Rentrée parlementaire : Christelle Vuanga vient en colère avec une épée de Damoclès de 5 à 10 ans de prison contre les diffuseurs des images intimes

La session parlementaire qui s’ouvre ce mardi 15 septembre 2026 ne sera pas exclusivement budgétaire comme à l’accoutumée. Parmi les matières d’exception qui interviendront, devra figurer la proposition de loi modifiant et complétant le Code pénal congolais et le Code du numérique, afin de renforcer la protection des personnes victimes de la diffusion de contenus intimes sans leur consentement.

L’initiatrice de cette proposition n’est autre que la députée nationale et élue de Kinshasa-Funa, Christelle Vuanga Mukongo. Elle l’a annoncé sur sa page Facebook.

« Je proposerai notamment des peines allant de 5 à 10 ans d’emprisonnement, assorties d’amendes, avec des sanctions plus lourdes lorsque les faits sont accompagnés de chantage, d’humiliation, de harcèlement, concernent un mineur ou sont commis à grande échelle », prévient la députée qui fait remarquer qu’« une vidéo intime envoyée en privé ne devient pas un bien public », en nuançant que « le consentement à être filmé n’est pas un consentement à être exposé ».
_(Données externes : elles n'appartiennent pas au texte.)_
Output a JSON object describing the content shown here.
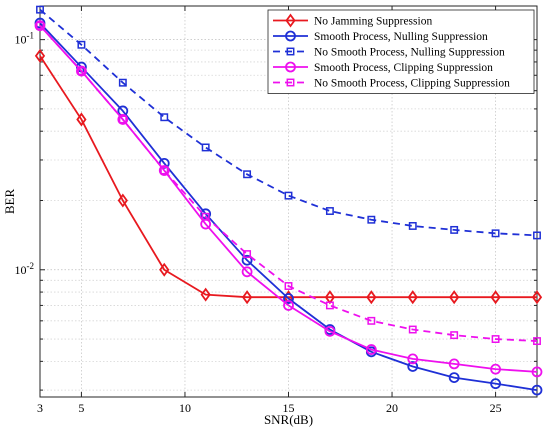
{
  "chart_data": {
    "type": "line",
    "title": "",
    "xlabel": "SNR(dB)",
    "ylabel": "BER",
    "y_scale": "log",
    "xlim": [
      3,
      27
    ],
    "ylim": [
      0.0028,
      0.14
    ],
    "x_ticks": [
      3,
      5,
      10,
      15,
      20,
      25
    ],
    "x_tick_labels": [
      "3",
      "5",
      "10",
      "15",
      "20",
      "25"
    ],
    "y_ticks": [
      0.01,
      0.1
    ],
    "y_tick_labels": [
      {
        "base": "10",
        "exp": "-2"
      },
      {
        "base": "10",
        "exp": "-1"
      }
    ],
    "grid": true,
    "legend_position": "top-right",
    "x": [
      3,
      5,
      7,
      9,
      11,
      13,
      15,
      17,
      19,
      21,
      23,
      25,
      27
    ],
    "series": [
      {
        "name": "No Jamming Suppression",
        "color": "#e8191f",
        "dashed": false,
        "marker": "diamond",
        "values": [
          0.085,
          0.045,
          0.02,
          0.01,
          0.0078,
          0.0076,
          0.0076,
          0.0076,
          0.0076,
          0.0076,
          0.0076,
          0.0076,
          0.0076
        ]
      },
      {
        "name": "Smooth Process, Nulling Suppression",
        "color": "#1f30d6",
        "dashed": false,
        "marker": "circle",
        "values": [
          0.118,
          0.076,
          0.049,
          0.029,
          0.0175,
          0.011,
          0.0075,
          0.0055,
          0.0044,
          0.0038,
          0.0034,
          0.0032,
          0.003
        ]
      },
      {
        "name": "No Smooth Process, Nulling Suppression",
        "color": "#1f30d6",
        "dashed": true,
        "marker": "square",
        "values": [
          0.135,
          0.095,
          0.065,
          0.046,
          0.034,
          0.026,
          0.021,
          0.018,
          0.0165,
          0.0155,
          0.0149,
          0.0144,
          0.0141
        ]
      },
      {
        "name": "Smooth Process, Clipping Suppression",
        "color": "#ee10ee",
        "dashed": false,
        "marker": "circle",
        "values": [
          0.115,
          0.073,
          0.045,
          0.027,
          0.0158,
          0.0098,
          0.007,
          0.0054,
          0.0045,
          0.0041,
          0.0039,
          0.0037,
          0.0036
        ]
      },
      {
        "name": "No Smooth Process, Clipping Suppression",
        "color": "#ee10ee",
        "dashed": true,
        "marker": "square",
        "values": [
          0.115,
          0.073,
          0.045,
          0.027,
          0.017,
          0.0117,
          0.0085,
          0.007,
          0.006,
          0.0055,
          0.0052,
          0.005,
          0.0049
        ]
      }
    ]
  }
}
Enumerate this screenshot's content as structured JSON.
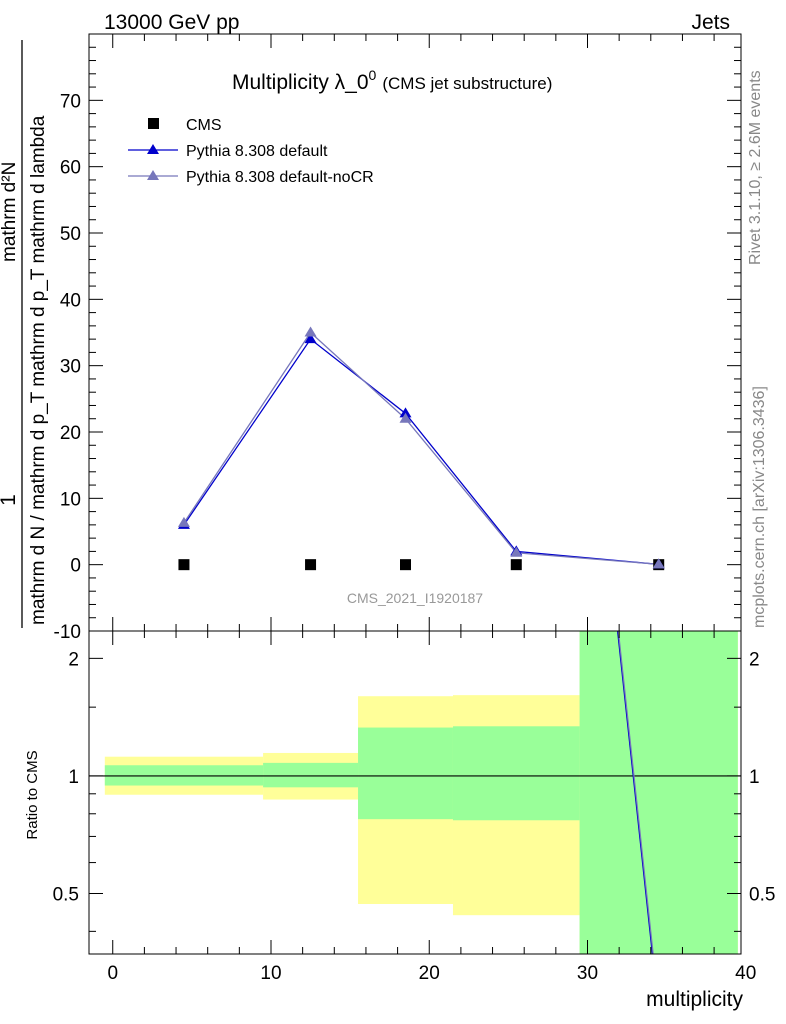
{
  "header": {
    "energy_label": "13000 GeV pp",
    "process_label": "Jets"
  },
  "side_labels": {
    "rivet": "Rivet 3.1.10, ≥ 2.6M events",
    "mcplots": "mcplots.cern.ch [arXiv:1306.3436]"
  },
  "chart_data": [
    {
      "type": "scatter",
      "title": "Multiplicity λ_0",
      "title_superscript": "0",
      "subtitle": "(CMS jet substructure)",
      "ylabel_lines": [
        "1",
        "mathrm d N / mathrm d p_T mathrm d p_T mathrm d lambda",
        "mathrm d²N"
      ],
      "xlabel": "multiplicity",
      "xlim": [
        -1.5,
        39.7
      ],
      "ylim": [
        -10,
        80
      ],
      "yticks": [
        -10,
        0,
        10,
        20,
        30,
        40,
        50,
        60,
        70
      ],
      "analysis_label": "CMS_2021_I1920187",
      "legend_position": "top-left",
      "series": [
        {
          "name": "CMS",
          "marker": "square",
          "color": "#000000",
          "points": [
            {
              "x": 4.5,
              "y": 0
            },
            {
              "x": 12.5,
              "y": 0
            },
            {
              "x": 18.5,
              "y": 0
            },
            {
              "x": 25.5,
              "y": 0
            },
            {
              "x": 34.5,
              "y": 0
            }
          ]
        },
        {
          "name": "Pythia 8.308 default",
          "marker": "triangle",
          "color": "#0000cc",
          "points": [
            {
              "x": 4.5,
              "y": 6.0
            },
            {
              "x": 12.5,
              "y": 34.0
            },
            {
              "x": 18.5,
              "y": 22.8
            },
            {
              "x": 25.5,
              "y": 2.0
            },
            {
              "x": 34.5,
              "y": 0.05
            }
          ]
        },
        {
          "name": "Pythia 8.308 default-noCR",
          "marker": "triangle",
          "color": "#7777bb",
          "points": [
            {
              "x": 4.5,
              "y": 6.3
            },
            {
              "x": 12.5,
              "y": 35.0
            },
            {
              "x": 18.5,
              "y": 22.0
            },
            {
              "x": 25.5,
              "y": 1.8
            },
            {
              "x": 34.5,
              "y": 0.05
            }
          ]
        }
      ]
    },
    {
      "type": "area",
      "ylabel": "Ratio to CMS",
      "xlabel": "multiplicity",
      "xlim": [
        -1.5,
        39.7
      ],
      "ylim": [
        0.35,
        2.35
      ],
      "ylog": true,
      "xticks": [
        0,
        10,
        20,
        30,
        40
      ],
      "yticks": [
        0.5,
        1,
        2
      ],
      "reference_line": 1,
      "bands": [
        {
          "x0": -0.5,
          "x1": 9.5,
          "stat_lo": 0.945,
          "stat_hi": 1.065,
          "tot_lo": 0.895,
          "tot_hi": 1.12
        },
        {
          "x0": 9.5,
          "x1": 15.5,
          "stat_lo": 0.935,
          "stat_hi": 1.08,
          "tot_lo": 0.87,
          "tot_hi": 1.145
        },
        {
          "x0": 15.5,
          "x1": 21.5,
          "stat_lo": 0.775,
          "stat_hi": 1.33,
          "tot_lo": 0.47,
          "tot_hi": 1.6
        },
        {
          "x0": 21.5,
          "x1": 29.5,
          "stat_lo": 0.77,
          "stat_hi": 1.34,
          "tot_lo": 0.44,
          "tot_hi": 1.61
        },
        {
          "x0": 29.5,
          "x1": 39.5,
          "stat_lo": 0.3,
          "stat_hi": 2.5,
          "tot_lo": 0.3,
          "tot_hi": 2.5
        }
      ],
      "series": [
        {
          "name": "Pythia 8.308 default",
          "color": "#0000cc",
          "points": [
            {
              "x": 31.9,
              "y": 2.35
            },
            {
              "x": 34.1,
              "y": 0.35
            }
          ]
        },
        {
          "name": "Pythia 8.308 default-noCR",
          "color": "#7777bb",
          "points": [
            {
              "x": 31.95,
              "y": 2.35
            },
            {
              "x": 34.15,
              "y": 0.35
            }
          ]
        }
      ]
    }
  ],
  "colors": {
    "stat_band": "#99ff99",
    "total_band": "#ffff99",
    "axis": "#000000",
    "side_text": "#888888",
    "analysis_text": "#999999"
  }
}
La présidente du Réseau des parlementaires pour les droits sexuels et reproductifs fustige le fait qu’aujourd’hui, les réseaux sociaux permettent qu’une vidéo publiée en quelques secondes soit capable de détruire une réputation, une famille, une carrière jusqu’à atteindre profondément la dignité d’une personne.

« Plusieurs pays ont déjà adapté leur législation pour lutter contre la diffusion non consentie d’images intimes. La RDC doit également adapter son arsenal juridique aux réalités du numérique. Je veux que notre législation protège clairement l’intimité, la dignité et la vie privée, tout en responsabilisant ceux qui produisent, publient, partagent ou rediffusent ces contenus sans consentement », écrit-elle sur sa page Facebook.

« Notre intimité n’est pas un contenu à partager. Notre dignité n’est pas négociable », tonne la députée Christelle Vuanga, martelant qu’il faut combattre les violences qui se propagent derrière nos écrans.